QUÉBEC - Le projet d’implantation d’une minicentrale électrique sur la rivière Jacques-Cartier à la hauteur de la municipalité de Shannon, soulève l’inquiétude chez les dirigeants de la Fédération québécoise pour le saumon Atlantique (FQSA) qui demandent l’arrêt complet du processus.
«Depuis 1979, plus de 11 millions $ ont été investis dans la réimplantation du saumon dans la rivière Jacques-Cartier. Il ne faudrait surtout pas que l’implantation de cette centrale de 3,3 mégawatts vienne mettre en danger tous ces efforts et le saumon lui-même, a expliqué le président de la FQSA, Yvon Côté. Nous demandons au gouvernement de mettre en place des audiences publiques sur le projet. Nous pourrons alors défendre notre position en expliquant nos doléances de façon très précise.»
Le projet de centrale, qui a été accepté, a été présenté par la municipalité de Shannon qui prévoit investir 10 millions $. Les profits nets annuels seraient de l’ordre de 700 000 $. «Il est certain que ces revenus permettraient à la municipalité d’investir ailleurs sauf que pour nous, le saumon demeure la ressource numéro un de la rivière, a précisé M. Côté.

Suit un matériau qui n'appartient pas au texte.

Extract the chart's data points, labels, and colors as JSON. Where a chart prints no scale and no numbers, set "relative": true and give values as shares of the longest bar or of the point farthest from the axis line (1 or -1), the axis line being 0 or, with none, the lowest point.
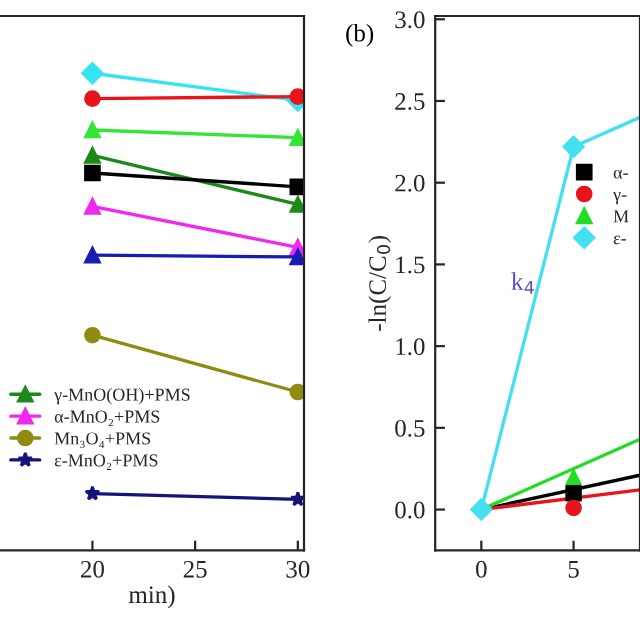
{
  "chart_data": [
    {
      "type": "line",
      "relative": true,
      "xlabel": "min)",
      "xlim": [
        15.5,
        30.3
      ],
      "xticks": [
        20,
        25,
        30
      ],
      "tick_labels": "x",
      "legend": "bottom left",
      "grid": false,
      "x": [
        20,
        30
      ],
      "series": [
        {
          "color": "#33e5f0",
          "marker": "diamond",
          "values": [
            1.0,
            0.943
          ]
        },
        {
          "color": "#e8141b",
          "marker": "circle",
          "values": [
            0.947,
            0.951
          ]
        },
        {
          "color": "#33e633",
          "marker": "triangle",
          "values": [
            0.881,
            0.865
          ]
        },
        {
          "color": "#1a8a1a",
          "marker": "triangle",
          "name": "γ-MnO(OH)+PMS",
          "values": [
            0.828,
            0.725
          ]
        },
        {
          "color": "#000000",
          "marker": "square",
          "values": [
            0.791,
            0.762
          ]
        },
        {
          "color": "#f028f0",
          "marker": "triangle",
          "name": "α-MnO₂+PMS",
          "values": [
            0.721,
            0.635
          ]
        },
        {
          "color": "#1a1ab4",
          "marker": "triangle",
          "values": [
            0.619,
            0.615
          ]
        },
        {
          "color": "#8f8a10",
          "marker": "circle",
          "name": "Mn₃O₄+PMS",
          "values": [
            0.451,
            0.332
          ]
        },
        {
          "color": "#14147a",
          "marker": "star",
          "name": "ε-MnO₂+PMS",
          "values": [
            0.119,
            0.107
          ]
        }
      ]
    },
    {
      "type": "scatter",
      "ylabel": "-ln(C/C$_{0}$)",
      "xlim": [
        -2.5,
        8.6
      ],
      "xticks": [
        0,
        5
      ],
      "ylim": [
        -0.25,
        3.02
      ],
      "yticks": [
        {
          "value": 0,
          "label": "0.0"
        },
        {
          "value": 0.5,
          "label": "0.5"
        },
        {
          "value": 1,
          "label": "1.0"
        },
        {
          "value": 1.5,
          "label": "1.5"
        },
        {
          "value": 2,
          "label": "2.0"
        },
        {
          "value": 2.5,
          "label": "2.5"
        },
        {
          "value": 3,
          "label": "3.0"
        }
      ],
      "legend": "top right",
      "grid": false,
      "annotations": [
        "(b)",
        "k$_{4}$"
      ],
      "series": [
        {
          "type": "line",
          "color": "#000000",
          "x": [
            0,
            8.6
          ],
          "values": [
            0,
            0.21
          ]
        },
        {
          "type": "line",
          "color": "#e8141b",
          "x": [
            0,
            8.6
          ],
          "values": [
            0,
            0.12
          ]
        },
        {
          "type": "line",
          "color": "#22dd22",
          "x": [
            0,
            8.6
          ],
          "values": [
            0,
            0.43
          ]
        },
        {
          "type": "line",
          "color": "#44e0f0",
          "x": [
            0,
            5,
            8.6
          ],
          "values": [
            0,
            2.22,
            2.4
          ]
        },
        {
          "name": "α-",
          "color": "#000000",
          "marker": "square",
          "x": [
            5
          ],
          "values": [
            0.1
          ]
        },
        {
          "name": "γ-",
          "color": "#e8141b",
          "marker": "circle",
          "x": [
            5
          ],
          "values": [
            0.01
          ]
        },
        {
          "name": "M",
          "color": "#22dd22",
          "marker": "triangle",
          "x": [
            5
          ],
          "values": [
            0.2
          ]
        },
        {
          "name": "ε-",
          "color": "#44e0f0",
          "marker": "diamond",
          "x": [
            0,
            5
          ],
          "values": [
            0,
            2.22
          ]
        }
      ]
    }
  ]
}
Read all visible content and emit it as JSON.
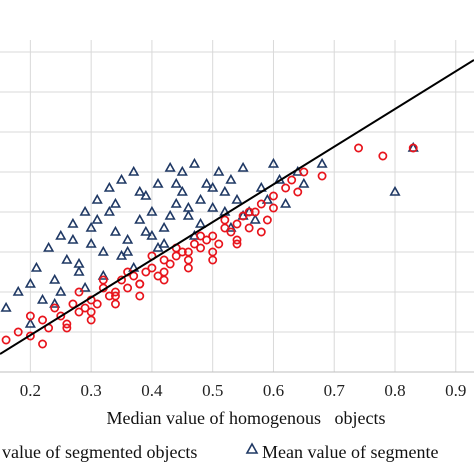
{
  "chart_data": {
    "type": "scatter",
    "title": "",
    "xlabel": "Median value of homogenous   objects",
    "ylabel": "",
    "xlim": [
      0.15,
      0.93
    ],
    "ylim": [
      0.1,
      0.93
    ],
    "x_ticks": [
      "0.2",
      "0.3",
      "0.4",
      "0.5",
      "0.6",
      "0.7",
      "0.8",
      "0.9"
    ],
    "x_tick_values": [
      0.2,
      0.3,
      0.4,
      0.5,
      0.6,
      0.7,
      0.8,
      0.9
    ],
    "y_grid_values": [
      0.2,
      0.3,
      0.4,
      0.5,
      0.6,
      0.7,
      0.8,
      0.9
    ],
    "grid": true,
    "legend_position": "bottom",
    "colors": {
      "median": "#e8141c",
      "mean": "#1f3864",
      "line": "#000000",
      "grid": "#d9d9d9"
    },
    "fit_line": {
      "x": [
        0.15,
        0.93
      ],
      "y": [
        0.145,
        0.88
      ]
    },
    "series": [
      {
        "name": "value of segmented objects",
        "marker": "circle",
        "x": [
          0.16,
          0.18,
          0.2,
          0.22,
          0.23,
          0.25,
          0.26,
          0.27,
          0.28,
          0.29,
          0.3,
          0.31,
          0.32,
          0.33,
          0.34,
          0.35,
          0.36,
          0.37,
          0.38,
          0.39,
          0.4,
          0.41,
          0.42,
          0.43,
          0.44,
          0.45,
          0.46,
          0.47,
          0.48,
          0.49,
          0.5,
          0.51,
          0.52,
          0.53,
          0.54,
          0.55,
          0.56,
          0.57,
          0.58,
          0.59,
          0.6,
          0.62,
          0.63,
          0.65,
          0.68,
          0.74,
          0.78,
          0.83,
          0.2,
          0.24,
          0.28,
          0.32,
          0.36,
          0.4,
          0.44,
          0.48,
          0.52,
          0.56,
          0.6,
          0.64,
          0.3,
          0.34,
          0.38,
          0.42,
          0.46,
          0.5,
          0.54,
          0.58,
          0.22,
          0.26,
          0.3,
          0.34,
          0.38,
          0.42,
          0.46,
          0.5,
          0.54
        ],
        "y": [
          0.18,
          0.2,
          0.19,
          0.23,
          0.21,
          0.24,
          0.22,
          0.27,
          0.25,
          0.26,
          0.28,
          0.27,
          0.31,
          0.29,
          0.3,
          0.33,
          0.31,
          0.34,
          0.32,
          0.35,
          0.36,
          0.34,
          0.38,
          0.37,
          0.39,
          0.4,
          0.38,
          0.42,
          0.41,
          0.43,
          0.44,
          0.42,
          0.46,
          0.45,
          0.47,
          0.49,
          0.46,
          0.5,
          0.52,
          0.48,
          0.54,
          0.56,
          0.58,
          0.6,
          0.59,
          0.66,
          0.64,
          0.66,
          0.24,
          0.26,
          0.3,
          0.33,
          0.35,
          0.39,
          0.41,
          0.44,
          0.48,
          0.5,
          0.51,
          0.55,
          0.23,
          0.27,
          0.29,
          0.33,
          0.36,
          0.4,
          0.42,
          0.45,
          0.17,
          0.21,
          0.25,
          0.29,
          0.32,
          0.35,
          0.4,
          0.38,
          0.43
        ]
      },
      {
        "name": "Mean value of segmente",
        "marker": "triangle",
        "x": [
          0.16,
          0.18,
          0.2,
          0.21,
          0.22,
          0.23,
          0.24,
          0.25,
          0.26,
          0.27,
          0.28,
          0.29,
          0.3,
          0.31,
          0.32,
          0.33,
          0.34,
          0.35,
          0.36,
          0.37,
          0.38,
          0.39,
          0.4,
          0.41,
          0.42,
          0.43,
          0.44,
          0.45,
          0.46,
          0.47,
          0.48,
          0.49,
          0.5,
          0.51,
          0.52,
          0.53,
          0.54,
          0.55,
          0.56,
          0.58,
          0.6,
          0.61,
          0.62,
          0.64,
          0.65,
          0.68,
          0.8,
          0.83,
          0.25,
          0.28,
          0.3,
          0.33,
          0.35,
          0.38,
          0.4,
          0.43,
          0.45,
          0.48,
          0.5,
          0.53,
          0.27,
          0.31,
          0.34,
          0.37,
          0.41,
          0.44,
          0.47,
          0.52,
          0.57,
          0.2,
          0.24,
          0.29,
          0.32,
          0.36,
          0.39,
          0.42,
          0.46,
          0.55,
          0.59
        ],
        "y": [
          0.26,
          0.3,
          0.32,
          0.36,
          0.28,
          0.41,
          0.33,
          0.44,
          0.38,
          0.47,
          0.35,
          0.5,
          0.42,
          0.53,
          0.4,
          0.56,
          0.45,
          0.58,
          0.43,
          0.6,
          0.48,
          0.54,
          0.5,
          0.57,
          0.46,
          0.61,
          0.52,
          0.55,
          0.49,
          0.62,
          0.53,
          0.57,
          0.51,
          0.6,
          0.55,
          0.58,
          0.53,
          0.61,
          0.5,
          0.56,
          0.62,
          0.58,
          0.52,
          0.6,
          0.57,
          0.62,
          0.55,
          0.66,
          0.3,
          0.37,
          0.46,
          0.5,
          0.39,
          0.55,
          0.44,
          0.49,
          0.6,
          0.47,
          0.56,
          0.46,
          0.43,
          0.48,
          0.52,
          0.36,
          0.41,
          0.57,
          0.44,
          0.5,
          0.48,
          0.22,
          0.27,
          0.31,
          0.34,
          0.4,
          0.45,
          0.42,
          0.51,
          0.49,
          0.53
        ]
      }
    ]
  }
}
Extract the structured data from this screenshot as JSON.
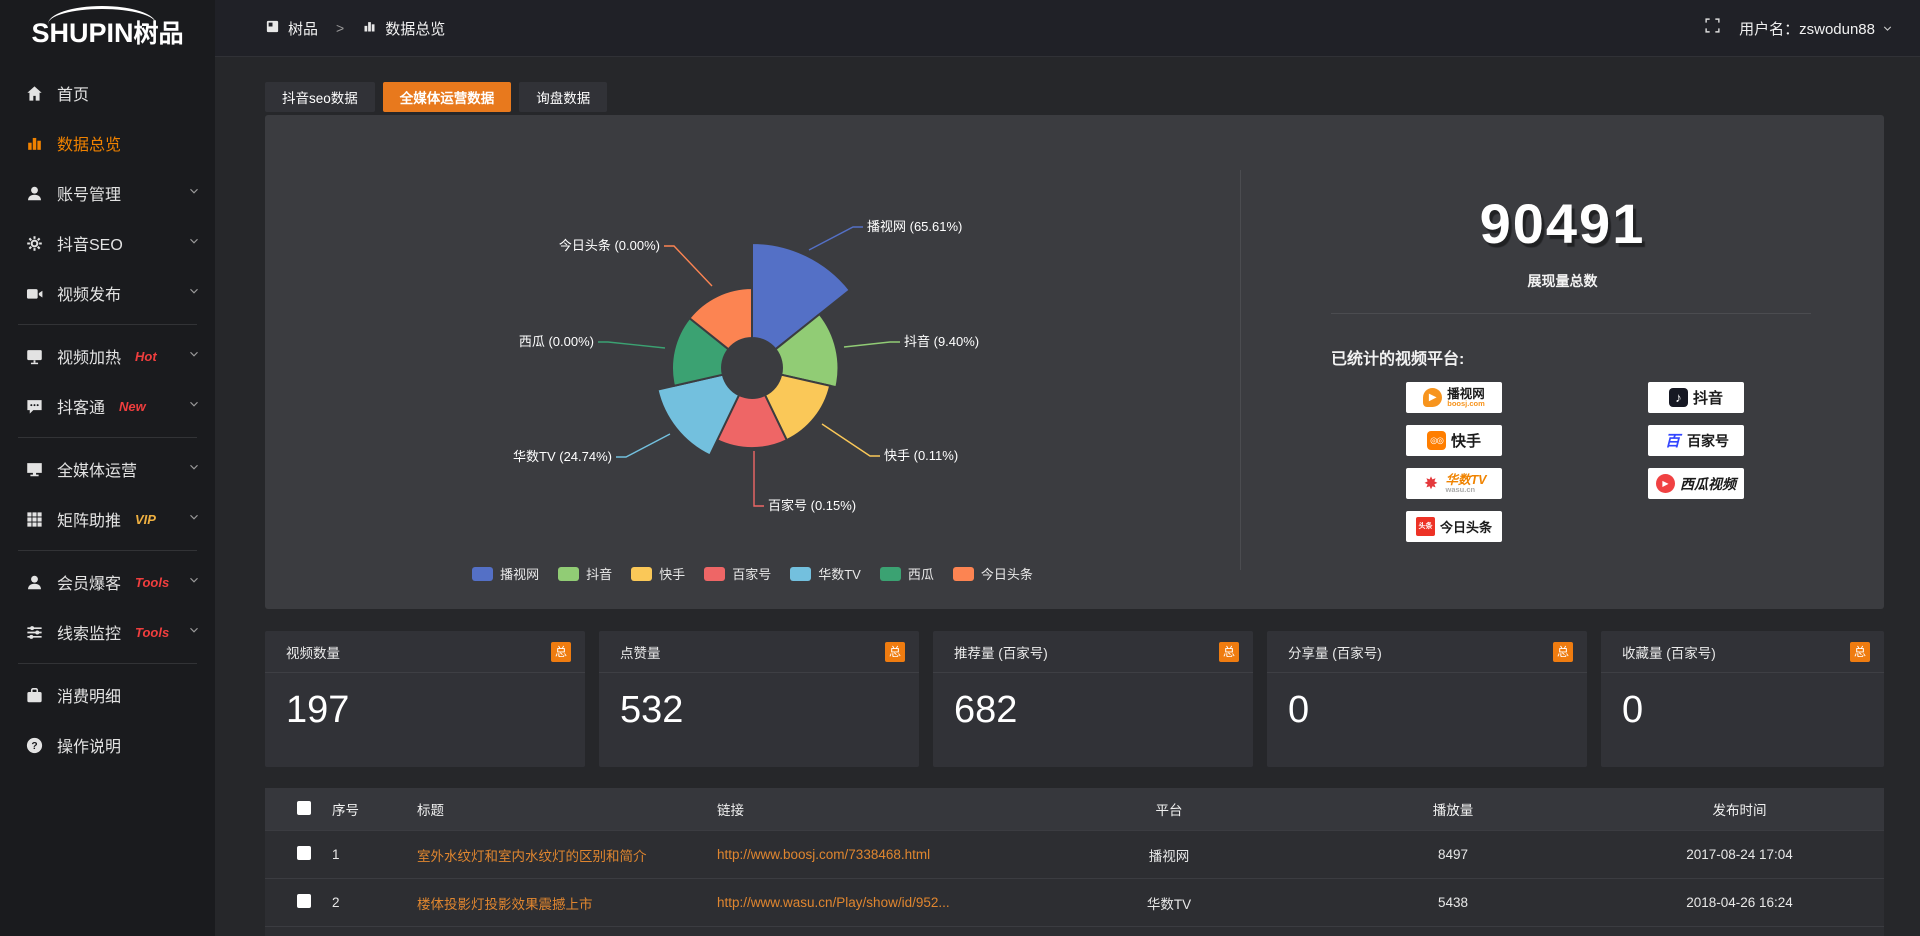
{
  "accent": "#e8791d",
  "sidebar": {
    "logo_main": "SHUPIN",
    "logo_suffix": "树品",
    "items": [
      {
        "id": "home",
        "label": "首页",
        "icon": "home",
        "active": false,
        "chevron": false,
        "badge": null,
        "divider_after": false
      },
      {
        "id": "data-overview",
        "label": "数据总览",
        "icon": "bar-chart",
        "active": true,
        "chevron": false,
        "badge": null,
        "divider_after": false
      },
      {
        "id": "account-manage",
        "label": "账号管理",
        "icon": "user",
        "active": false,
        "chevron": true,
        "badge": null,
        "divider_after": false
      },
      {
        "id": "douyin-seo",
        "label": "抖音SEO",
        "icon": "gear",
        "active": false,
        "chevron": true,
        "badge": null,
        "divider_after": false
      },
      {
        "id": "video-publish",
        "label": "视频发布",
        "icon": "video",
        "active": false,
        "chevron": true,
        "badge": null,
        "divider_after": true
      },
      {
        "id": "video-heat",
        "label": "视频加热",
        "icon": "monitor",
        "active": false,
        "chevron": true,
        "badge": "Hot",
        "badge_color": "#f03e3e",
        "divider_after": false
      },
      {
        "id": "doukeTong",
        "label": "抖客通",
        "icon": "chat",
        "active": false,
        "chevron": true,
        "badge": "New",
        "badge_color": "#f03e3e",
        "divider_after": true
      },
      {
        "id": "media-operation",
        "label": "全媒体运营",
        "icon": "display",
        "active": false,
        "chevron": true,
        "badge": null,
        "divider_after": false
      },
      {
        "id": "matrix-boost",
        "label": "矩阵助推",
        "icon": "grid",
        "active": false,
        "chevron": true,
        "badge": "VIP",
        "badge_color": "#efb041",
        "divider_after": true
      },
      {
        "id": "member-baoke",
        "label": "会员爆客",
        "icon": "user",
        "active": false,
        "chevron": true,
        "badge": "Tools",
        "badge_color": "#f03e3e",
        "divider_after": false
      },
      {
        "id": "clue-monitor",
        "label": "线索监控",
        "icon": "sliders",
        "active": false,
        "chevron": true,
        "badge": "Tools",
        "badge_color": "#f03e3e",
        "divider_after": true
      },
      {
        "id": "expense-detail",
        "label": "消费明细",
        "icon": "expense",
        "active": false,
        "chevron": false,
        "badge": null,
        "divider_after": false
      },
      {
        "id": "operation-guide",
        "label": "操作说明",
        "icon": "help",
        "active": false,
        "chevron": false,
        "badge": null,
        "divider_after": false
      }
    ]
  },
  "topbar": {
    "breadcrumb": [
      {
        "label": "树品",
        "icon": "app"
      },
      {
        "label": "数据总览",
        "icon": "bar-chart"
      }
    ],
    "separator": ">",
    "username": "用户名：zswodun88"
  },
  "tabs": [
    {
      "label": "抖音seo数据",
      "active": false
    },
    {
      "label": "全媒体运营数据",
      "active": true
    },
    {
      "label": "询盘数据",
      "active": false
    }
  ],
  "chart_data": {
    "type": "pie",
    "variant": "nightingale-rose-donut",
    "categories": [
      "播视网",
      "抖音",
      "快手",
      "百家号",
      "华数TV",
      "西瓜",
      "今日头条"
    ],
    "values": [
      65.61,
      9.4,
      0.11,
      0.15,
      24.74,
      0.0,
      0.0
    ],
    "unit": "%",
    "labels": [
      "播视网 (65.61%)",
      "抖音 (9.40%)",
      "快手 (0.11%)",
      "百家号 (0.15%)",
      "华数TV (24.74%)",
      "西瓜 (0.00%)",
      "今日头条 (0.00%)"
    ],
    "colors": [
      "#5470c6",
      "#91cc75",
      "#fac858",
      "#ee6666",
      "#73c0de",
      "#3ba272",
      "#fc8452"
    ],
    "legend_position": "bottom",
    "grid": false
  },
  "summary": {
    "total_value": "90491",
    "total_label": "展现量总数",
    "platforms_title": "已统计的视频平台:",
    "platforms_left": [
      {
        "id": "boosj",
        "name": "播视网",
        "sub": "boosj.com"
      },
      {
        "id": "kuaishou",
        "name": "快手",
        "sub": ""
      },
      {
        "id": "wasu",
        "name": "华数TV",
        "sub": "wasu.cn"
      },
      {
        "id": "toutiao",
        "name": "今日头条",
        "sub": ""
      }
    ],
    "platforms_right": [
      {
        "id": "douyin",
        "name": "抖音",
        "sub": ""
      },
      {
        "id": "baijiahao",
        "name": "百家号",
        "sub": ""
      },
      {
        "id": "xigua",
        "name": "西瓜视频",
        "sub": ""
      }
    ]
  },
  "stat_cards": [
    {
      "title": "视频数量",
      "badge": "总",
      "value": "197"
    },
    {
      "title": "点赞量",
      "badge": "总",
      "value": "532"
    },
    {
      "title": "推荐量 (百家号)",
      "badge": "总",
      "value": "682"
    },
    {
      "title": "分享量 (百家号)",
      "badge": "总",
      "value": "0"
    },
    {
      "title": "收藏量 (百家号)",
      "badge": "总",
      "value": "0"
    }
  ],
  "table": {
    "columns": [
      "序号",
      "标题",
      "链接",
      "平台",
      "播放量",
      "发布时间"
    ],
    "rows": [
      {
        "no": "1",
        "title": "室外水纹灯和室内水纹灯的区别和简介",
        "link": "http://www.boosj.com/7338468.html",
        "platform": "播视网",
        "plays": "8497",
        "time": "2017-08-24 17:04"
      },
      {
        "no": "2",
        "title": "楼体投影灯投影效果震撼上市",
        "link": "http://www.wasu.cn/Play/show/id/952...",
        "platform": "华数TV",
        "plays": "5438",
        "time": "2018-04-26 16:24"
      }
    ]
  }
}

Il ne faut pas que les opérations de restauration soient affectées. Au contraire, elles doivent être intensifiées.»
Plusieurs obstacles
Il faut savoir que le saumon a déjà plusieurs obstacles durant son parcours sur la rivière. L’addition d’une autre structure qui augmenterait ses embûches pourrait avoir des conséquences sur la reproduction de l’espèce.
«Le saumon doit déjà franchir un obstacle à l’entrée de la rivière et par la suite la Gorge Déry et finalement deux minicentrales qui sont situées dans le secteur de Pont-Rouge, a ajouté M. Côté. Même s’il y a des passes migratoires, aucune n’est efficace à 100 %, ce qui a pour effet que le saumon est ralenti grandement avant d’atteindre son site de frai qui est plus haut que Shannon sur la rivière. Si le saumon, qui prend déjà du retard dans son parcours, est aussi ralenti à la hauteur de Shannon, la fenêtre de migration sera retardée et par le fait même, sa reproduction parce qu’il va arriver en retard sur les sites de frai.»
C’est dans cet esprit que la FQSA a adopté une résolution demandant au gouvernement que tout projet de développement hydroélectrique sur une rivière à saumon soit obligatoirement soumis aux audiences publiques.
Elle demande aussi au ministère des Ressources naturelles et de la Faune d’intensifier la poursuite des opérations de restauration du saumon dans la rivière Jacques-Cartier. Enfin, elle voudrait que le ministère de l’Environnement, du Développement durable et des Parcs accélère le processus de création d’une aire protégée afin de préserver l’intégrité écologique du corridor riverain de la rivière Jacques-Cartier.
«Nous croyons sincèrement que c’est la seule façon de préserver les efforts de tous les bénévoles qui travaillent dans le dossier depuis plus de 30 ans», a conclu Yvon Côté.